Our twelve year-old has always loved animals. Every time I upload photos from the camera, I laugh at how many pictures like this unexpectedly show up:
It means that Jonah has snuck the camera away to photograph one of his latest “finds.” I’ve been surprised by chameleons, snakes, box turtles, butterflies, snails, and more at various times over the past few years.
When we moved to Africa, one of hardest things for Jonah was giving up his beloved hamster. He’s wanted a pet and the family cats don’t count because they belong to everyone. He wanted something cute and cuddly all his own, and though chameleons abound here and they’re fun to play with, they’re not exactly what he was looking for.
Then, just the other day, our neighbor’s boy showed up with something unexpected: a wild rabbit he’d caught. Somehow he knew that the wazungu house was the right place to try for a sale. I summoned Jonah to the door.
He wanted 250 shillings (about $3). We’d paid only 100 shillings each for our domestic rabbits and I whispered to Jonah that he really should negotiate aggressively on the price. But he was already in love, and I think our neighbor knew it. Jonah tried to offer 200, and he was refused. Back to his room he went to get the money.
Since it was evening, we made sleeping arrangements for the new bunny, quickly named “Sungura” (which means rabbit in Swahili, since Jonah didn’t know if it was a boy or a girl). By morning, it hadn’t eaten any of the greens that Jo had collected for him, so Jonah fed him baby formula from a syringe every couple of hours and the rabbit never left his side–even while he was doing his school work. Jonah was tickled that the rabbit continually licked his face and neck, and when Jonah would move away from the rabbit on the couch, it would quickly move over and snuggle to his side. Finally, the perfect pet! Just what he’d always wanted.

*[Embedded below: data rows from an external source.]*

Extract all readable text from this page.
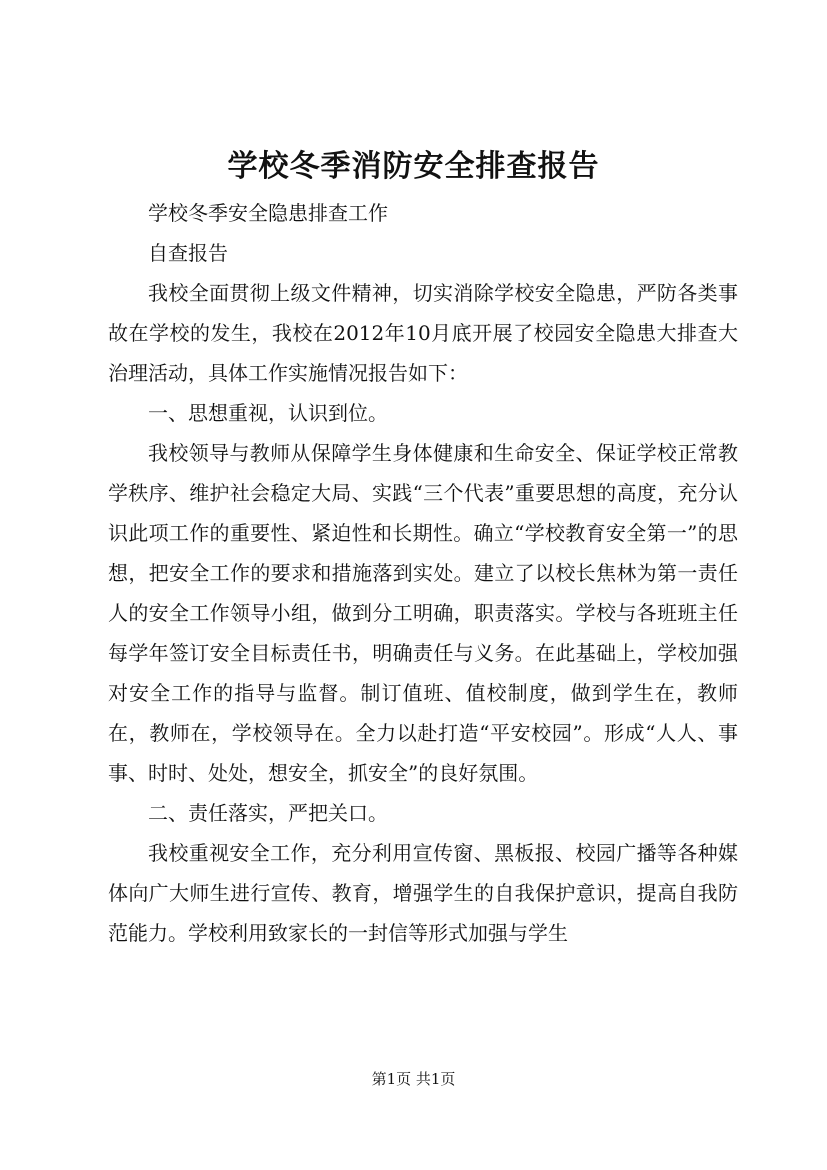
学校冬季消防安全排查报告

学校冬季安全隐患排查工作

自查报告

我校全面贯彻上级文件精神，切实消除学校安全隐患，严防各类事故在学校的发生，我校在2012年10月底开展了校园安全隐患大排查大治理活动，具体工作实施情况报告如下：

一、思想重视，认识到位。

我校领导与教师从保障学生身体健康和生命安全、保证学校正常教学秩序、维护社会稳定大局、实践“三个代表”重要思想的高度，充分认识此项工作的重要性、紧迫性和长期性。确立“学校教育安全第一”的思想，把安全工作的要求和措施落到实处。建立了以校长焦林为第一责任人的安全工作领导小组，做到分工明确，职责落实。学校与各班班主任每学年签订安全目标责任书，明确责任与义务。在此基础上，学校加强对安全工作的指导与监督。制订值班、值校制度，做到学生在，教师在，教师在，学校领导在。全力以赴打造“平安校园”。形成“人人、事事、时时、处处，想安全，抓安全”的良好氛围。

二、责任落实，严把关口。

我校重视安全工作，充分利用宣传窗、黑板报、校园广播等各种媒体向广大师生进行宣传、教育，增强学生的自我保护意识，提高自我防范能力。学校利用致家长的一封信等形式加强与学生

第1页 共1页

That evening, Jonah typed out an email to family in America and of course, told them about Sungura. We had just finished supper, so I told the kids they could go outside to play. I glanced over the email, clicked “send,” and looked at my inbox. Suddenly I heard loud voices outside and so I got up to see what was the matter. Before I got to the door, Jonah was inside. He had composed himself while in the yard, but as soon as he made it to the privacy of the living room, he erupted in sobs.
Through his tears, the story came out: he’d brought Sungura out to play in the great outdoors. Of course, all his siblings were excited to see the rabbit run around. One (who shall remain nameless), started chasing the tiny rabbit. Jonah yelled, “Stop! Don’t do that!,” knowing that his sibling might inadvertently step on the creature. His sibling didn’t listen, despite several warnings. Suddenly, a foot met the unfortunate rabbit’s neck. Blood immediately spurted from its nose. I ran outside to see what could be done, but it was, of course, too late and too serious.
The sibling was disciplined, and we all cried. It was an “accident”…but it wasn’t. This particular child has struggled to respect the word of older brothers and sisters lately. When corrected by them, this child has been obstinate about NOT listening and NOT following their direction. The rebellion has been obvious to everyone. It has been corrected by parents and siblings alike, and we’ve also tried to teach through the Word of God the importance of listening to wise counsel, obeying older siblings in the absence of Mom and Dad, and so on. To no avail.
If it had been an unfortunate accident, there would have been no punishment. But it wasn’t. It was sin. And this time, there were consequences. Unfortunately, it was not to the child only but to a beloved brother.
It was a quiet and sad evening in the Carrier home. But we had some good conversation as a result. The brother forgave and his sibling repented. I know it is for God’s glory and our good.
But the boy still misses his bunny. He’s still a little sad. And things are still a little quiet as we all process the sadness of this circumstance and meditate upon the ugly consequences of sin.